Not long after Simon had learned all of this from DaSilva, he got to see the transplant wing for himself. On his first day after moving into an apartment building near Silver River Memorial, he walked the perimeter of the island. It wasn't much of a walk: the island was only two miles long and less than a quarter mile wide. After crossing beneath the bridge and its deep pool of shadow, he was presented with his first view of Cabrera: a long, squat central building streaked with soot and bisected by three smaller wings. (Later, looking down on the hospital from the tram, he'd thought it resembled a giant stitch sewn into the land.) He kept walking south along the riverside path, past a group of young men in wheelchairs—all smoking cigarettes and staring at the river, bundled under blankets, not speaking—past a cluster of willow trees, a parking lot, and then there it was, the new wing: a weird, asymmetrical structure, like an oval with a dent in one side, constructed out of turquoise glass and steel. According to DaSilva, the building had been designed in the shape of a kidney, although this seemed too ridiculous to be true and was likely just Peter fucking with him. It was as though a small chunk of one of the new condos springing up like weeds in Williamsburg had somehow ended up here, flicked aside like a bitten nail. A glass-sided skywalk ran over the parking lot, connecting the new wing to the old hospital. A group of nurses burst out of the main building and headed toward the riverside path, breath steaming and hands flashing as they produced cigarettes, lighters, gum, candy bars. Simon stood and watched as the light drained from the sky, the new wing glowing, doctors rushing back and forth across the skywalk, the wheelchair-bound patients quiet and shadowed under the willows by the river's edge.

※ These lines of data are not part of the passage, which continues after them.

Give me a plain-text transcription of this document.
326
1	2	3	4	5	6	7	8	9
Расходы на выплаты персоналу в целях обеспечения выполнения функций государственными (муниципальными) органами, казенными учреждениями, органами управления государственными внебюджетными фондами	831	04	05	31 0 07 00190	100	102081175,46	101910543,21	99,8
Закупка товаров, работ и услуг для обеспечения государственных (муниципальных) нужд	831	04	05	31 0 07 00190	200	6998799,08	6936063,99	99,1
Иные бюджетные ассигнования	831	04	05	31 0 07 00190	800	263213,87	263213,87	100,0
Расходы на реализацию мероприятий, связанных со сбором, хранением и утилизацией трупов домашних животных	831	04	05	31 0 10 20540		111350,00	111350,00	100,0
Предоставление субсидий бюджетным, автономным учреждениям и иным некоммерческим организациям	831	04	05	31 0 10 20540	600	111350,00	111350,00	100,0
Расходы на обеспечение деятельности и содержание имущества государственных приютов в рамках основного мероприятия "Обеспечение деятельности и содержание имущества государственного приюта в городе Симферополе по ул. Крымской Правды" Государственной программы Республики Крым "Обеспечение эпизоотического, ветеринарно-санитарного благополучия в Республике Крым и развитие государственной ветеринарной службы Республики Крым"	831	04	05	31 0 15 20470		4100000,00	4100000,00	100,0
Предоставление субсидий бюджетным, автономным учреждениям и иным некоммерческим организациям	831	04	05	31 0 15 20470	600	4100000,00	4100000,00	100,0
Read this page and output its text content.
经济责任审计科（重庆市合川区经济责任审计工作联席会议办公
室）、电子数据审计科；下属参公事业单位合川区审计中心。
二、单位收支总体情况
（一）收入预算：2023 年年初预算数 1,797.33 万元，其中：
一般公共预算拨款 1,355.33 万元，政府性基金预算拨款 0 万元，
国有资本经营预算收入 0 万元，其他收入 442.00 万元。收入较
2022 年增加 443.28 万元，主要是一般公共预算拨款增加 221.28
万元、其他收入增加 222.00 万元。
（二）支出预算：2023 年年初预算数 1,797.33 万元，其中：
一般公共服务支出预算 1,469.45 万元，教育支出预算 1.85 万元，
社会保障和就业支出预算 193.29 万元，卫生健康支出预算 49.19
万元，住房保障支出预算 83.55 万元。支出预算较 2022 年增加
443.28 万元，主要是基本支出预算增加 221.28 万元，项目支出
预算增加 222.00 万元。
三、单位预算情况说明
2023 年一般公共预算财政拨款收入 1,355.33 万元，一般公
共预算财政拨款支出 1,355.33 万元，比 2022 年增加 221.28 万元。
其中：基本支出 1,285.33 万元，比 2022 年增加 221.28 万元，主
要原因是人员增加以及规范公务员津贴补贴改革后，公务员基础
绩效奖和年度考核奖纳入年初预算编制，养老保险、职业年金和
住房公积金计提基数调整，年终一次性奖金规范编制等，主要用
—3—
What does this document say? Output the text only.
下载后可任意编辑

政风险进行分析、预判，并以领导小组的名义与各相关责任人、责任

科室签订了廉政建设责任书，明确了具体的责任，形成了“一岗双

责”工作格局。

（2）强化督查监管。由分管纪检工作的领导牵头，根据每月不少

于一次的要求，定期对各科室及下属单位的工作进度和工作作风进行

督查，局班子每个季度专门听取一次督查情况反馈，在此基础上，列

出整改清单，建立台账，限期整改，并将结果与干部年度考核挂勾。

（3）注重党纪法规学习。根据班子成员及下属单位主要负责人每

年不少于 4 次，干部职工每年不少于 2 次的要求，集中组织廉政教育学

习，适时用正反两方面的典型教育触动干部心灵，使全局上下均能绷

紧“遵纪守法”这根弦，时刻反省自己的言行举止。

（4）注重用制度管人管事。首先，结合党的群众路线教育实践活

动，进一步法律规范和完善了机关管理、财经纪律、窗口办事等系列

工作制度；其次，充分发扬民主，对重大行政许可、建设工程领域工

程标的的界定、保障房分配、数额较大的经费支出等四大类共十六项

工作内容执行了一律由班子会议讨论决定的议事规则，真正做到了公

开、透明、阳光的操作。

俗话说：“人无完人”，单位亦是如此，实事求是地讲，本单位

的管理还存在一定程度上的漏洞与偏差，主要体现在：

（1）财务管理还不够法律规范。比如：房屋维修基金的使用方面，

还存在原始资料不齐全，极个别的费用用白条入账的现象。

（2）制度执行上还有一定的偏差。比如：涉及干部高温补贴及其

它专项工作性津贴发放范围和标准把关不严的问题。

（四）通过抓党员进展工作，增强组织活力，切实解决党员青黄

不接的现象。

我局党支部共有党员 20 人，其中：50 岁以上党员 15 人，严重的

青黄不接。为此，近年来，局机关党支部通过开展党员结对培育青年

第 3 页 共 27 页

Eight months later, and Simon had still not set foot inside Cabrera. He did his work in his apartment or at the Health Solutions office, a small room in an anonymous building in the East Sixties, off Second Avenue. The building was filled with small-scale independent businesses—dentists, physical therapists, tax accountants, the kind of operations that didn't require more than a room or two. There was no company name on the office's door, only the suite number. It was more important that their room appear to be a functioning office than actually be one, and so the space exhibited a sense of the generic, like an IKEA display: a blond-wood desk, a bookcase lined with medical reference texts, a Barcelona Couch, desktop PC, printer, fax machine, ergonomic chair.